O pedido pode levar a cassação do mandato de Paccola. O parlamentar é tenente-coronel da Polícia Militar e virou réu por homicídio qualificado do agente socioeducativo Alexandre Miyagawa. O caso aconteceu no dia 1º de julho, no Bairro Quilombo, em Cuiabá.
Segundo a assessoria do relator do caso, o vereador Kassio Coelho (Patriota), a comissão dará início a produção do relatório com base apenas nos materiais colhidos até momento.

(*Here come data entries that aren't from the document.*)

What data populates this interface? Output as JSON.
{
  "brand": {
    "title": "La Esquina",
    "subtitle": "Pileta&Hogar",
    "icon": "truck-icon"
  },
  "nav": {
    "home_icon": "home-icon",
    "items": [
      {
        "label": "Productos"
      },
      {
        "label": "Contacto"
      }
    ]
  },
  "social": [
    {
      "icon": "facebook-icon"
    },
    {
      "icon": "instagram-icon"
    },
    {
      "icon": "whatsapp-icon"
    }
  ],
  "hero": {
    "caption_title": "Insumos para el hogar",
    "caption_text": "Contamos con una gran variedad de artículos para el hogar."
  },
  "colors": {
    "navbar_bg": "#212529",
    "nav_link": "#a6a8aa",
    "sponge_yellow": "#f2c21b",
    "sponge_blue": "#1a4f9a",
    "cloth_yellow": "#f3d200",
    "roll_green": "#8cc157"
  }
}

Entre eles, estão o inquérito da Polícia Civil, filmagens, imagens, laudos e a defesa do vereador. Paccola apresentou sua defesa escrita na manhã de terça-feira (13).
Conforme o regimento interno da Casa de Leis, o relator terá cinco sessões para elaborar o seu voto, ou seja, cerca de duas semanas e meia.
Após o prazo, o voto será encaminhado para a Comissão de Constituição, Justiça e Redação (CCR) para emitir parecer.
Com o documento em mãos, os outros membros da Comissão de Ética – vereador Lilo Pinheiro (presidente) e Adevair Cabral (membro) - vão dar o parecer final.
Se o grupo opinar pela cassação, o processo vai a plenário e é remetido ao crivo dos vereadores. Caso contrário, a decisão do grupo será cumprida de imediato.
Agente morto
Alexandre foi morto por volta das 20 horas do dia 1º de julho, em uma rua atrás do restaurante Choppão, em Cuiabá.
Paccola efetuou três disparos contra o agente, em meio a uma confusão depois que a esposa de Miyagawa entrou com seu carro pela contramão, na rua Presidente Artur Bernardes.
O vereador afirmou que passava pelo local e foi informado que Alexandre estava armado e ameaçando a companheira dele.
Paccola ainda disse que chegou a pedir que o agente abaixasse a arma, mas ele não teria obedecido.
O vereador foi denunciado pelo Ministério Público do Estado, e a Justiça o tornou réu por homicídio qualificado.